Apparently, yesterday, someone talked about "accidentally" going to a brothel in Vietnam during the war, with Roy Moore, where there were child prostitutes, and Moore, being the "upstanding" individual he is, got out of there.
Yawn.
== 06.June.2018 ==
Prediction: Trump will, in fact, try to pardon himself. He will remain in office as long as he physically can, shouting decrees and making unsound arguments as to why his orders should be followed. And it will be up to the judgment of not Congress, not the Courts, but the military, to forcibly remove him. And it will be the start of a war.
The military will split between the faction that primarily heads the Pentagon that views it as upholding the constitution, and the faction that is in power due to Trump's administration that views (read: sells) it as a military coup.

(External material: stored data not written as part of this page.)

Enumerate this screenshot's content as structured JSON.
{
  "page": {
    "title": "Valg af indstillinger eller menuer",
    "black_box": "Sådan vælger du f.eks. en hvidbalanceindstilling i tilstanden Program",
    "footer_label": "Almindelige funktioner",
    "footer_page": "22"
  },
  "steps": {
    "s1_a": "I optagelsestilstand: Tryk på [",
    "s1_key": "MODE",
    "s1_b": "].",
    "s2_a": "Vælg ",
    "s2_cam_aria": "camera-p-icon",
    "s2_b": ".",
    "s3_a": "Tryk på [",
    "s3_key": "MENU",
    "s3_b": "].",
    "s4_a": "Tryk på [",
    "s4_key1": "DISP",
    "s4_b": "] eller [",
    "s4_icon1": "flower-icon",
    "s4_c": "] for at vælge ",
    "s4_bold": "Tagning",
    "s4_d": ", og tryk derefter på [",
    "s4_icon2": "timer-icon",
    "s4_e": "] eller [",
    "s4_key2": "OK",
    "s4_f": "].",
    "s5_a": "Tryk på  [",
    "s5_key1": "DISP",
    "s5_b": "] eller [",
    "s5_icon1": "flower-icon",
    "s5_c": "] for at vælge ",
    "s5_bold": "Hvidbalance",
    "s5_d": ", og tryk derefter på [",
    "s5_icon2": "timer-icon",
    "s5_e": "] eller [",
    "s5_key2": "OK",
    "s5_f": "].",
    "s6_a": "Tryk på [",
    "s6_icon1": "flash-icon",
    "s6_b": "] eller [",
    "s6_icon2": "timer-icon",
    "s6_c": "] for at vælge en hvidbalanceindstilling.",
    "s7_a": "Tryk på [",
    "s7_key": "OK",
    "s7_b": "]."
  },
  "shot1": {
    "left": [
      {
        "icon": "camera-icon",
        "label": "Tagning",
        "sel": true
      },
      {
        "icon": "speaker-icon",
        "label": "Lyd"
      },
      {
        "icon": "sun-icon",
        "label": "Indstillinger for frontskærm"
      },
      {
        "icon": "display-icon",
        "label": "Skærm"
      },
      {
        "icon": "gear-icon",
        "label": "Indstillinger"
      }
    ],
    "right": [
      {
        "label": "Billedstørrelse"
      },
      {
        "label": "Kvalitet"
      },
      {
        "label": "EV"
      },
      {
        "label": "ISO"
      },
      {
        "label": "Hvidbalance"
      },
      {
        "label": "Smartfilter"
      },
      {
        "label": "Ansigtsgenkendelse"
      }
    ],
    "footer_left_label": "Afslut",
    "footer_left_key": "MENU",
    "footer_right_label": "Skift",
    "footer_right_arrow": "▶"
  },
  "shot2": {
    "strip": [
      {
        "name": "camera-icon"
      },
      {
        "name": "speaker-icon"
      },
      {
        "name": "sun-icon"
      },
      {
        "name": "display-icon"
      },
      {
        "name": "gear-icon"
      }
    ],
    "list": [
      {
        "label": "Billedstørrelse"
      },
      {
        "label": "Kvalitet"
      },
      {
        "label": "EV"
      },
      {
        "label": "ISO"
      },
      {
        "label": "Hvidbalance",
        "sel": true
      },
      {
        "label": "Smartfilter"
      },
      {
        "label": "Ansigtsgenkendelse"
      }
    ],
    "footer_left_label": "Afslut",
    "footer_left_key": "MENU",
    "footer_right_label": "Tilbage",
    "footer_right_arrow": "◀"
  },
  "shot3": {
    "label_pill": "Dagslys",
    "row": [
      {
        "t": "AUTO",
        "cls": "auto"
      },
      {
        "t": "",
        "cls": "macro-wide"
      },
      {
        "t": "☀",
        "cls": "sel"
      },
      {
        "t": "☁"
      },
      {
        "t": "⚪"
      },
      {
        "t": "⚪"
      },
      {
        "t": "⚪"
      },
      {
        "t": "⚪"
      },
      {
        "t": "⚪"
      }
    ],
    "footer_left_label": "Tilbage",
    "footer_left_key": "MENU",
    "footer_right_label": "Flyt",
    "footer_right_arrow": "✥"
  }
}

Trump will call the entire thing a coup attempt led by his leftist enemies and he will attempt to muster a military presence to enforce his position as president. This would be our Reichstag Fire moment, and those loyal to their assumed leader will stand in arms against those in the Pentagon that wish to enforce the Constitution. The man who enters the power vacuum of the legitimate presidency will be Mike Pence who, aside from now being the man in power, has no reason to not back Trump's assertions -- maybe even lending him a ... oh, I don't know, a chancellery position or something?
== 08.June.2018 ==
The single wildest thing I've ever heard is, "This war criminal deserves deference because he's extremely old." (see: Kissinger)
== 02.March.2019 ==
1 second is enough time to land two, maybe three, footfalls while jogging.
10 seconds is about how long it takes to wash a dinner plate.
100 seconds is enough time to read two pages in a typical paperback book. Or, if you're me, one page.
1000 seconds is the driving time from the Poplar Street Bridge to Lambert Airport.
10,000 seconds is the length of time most people work before they go to lunch.
100,000 seconds is longer than it would take to travel by plane from St. Louis to Australia.
1,000,000 seconds is longer than the duration of the Apollo 16 space mission.
10,000,000 seconds is an entire season of television.
100,000,000 seconds is how long ago Deadpool came out (note: it is presently March of 2019).
1,000,000,000 seconds is the length of time between the start of World War I and the end of World War II.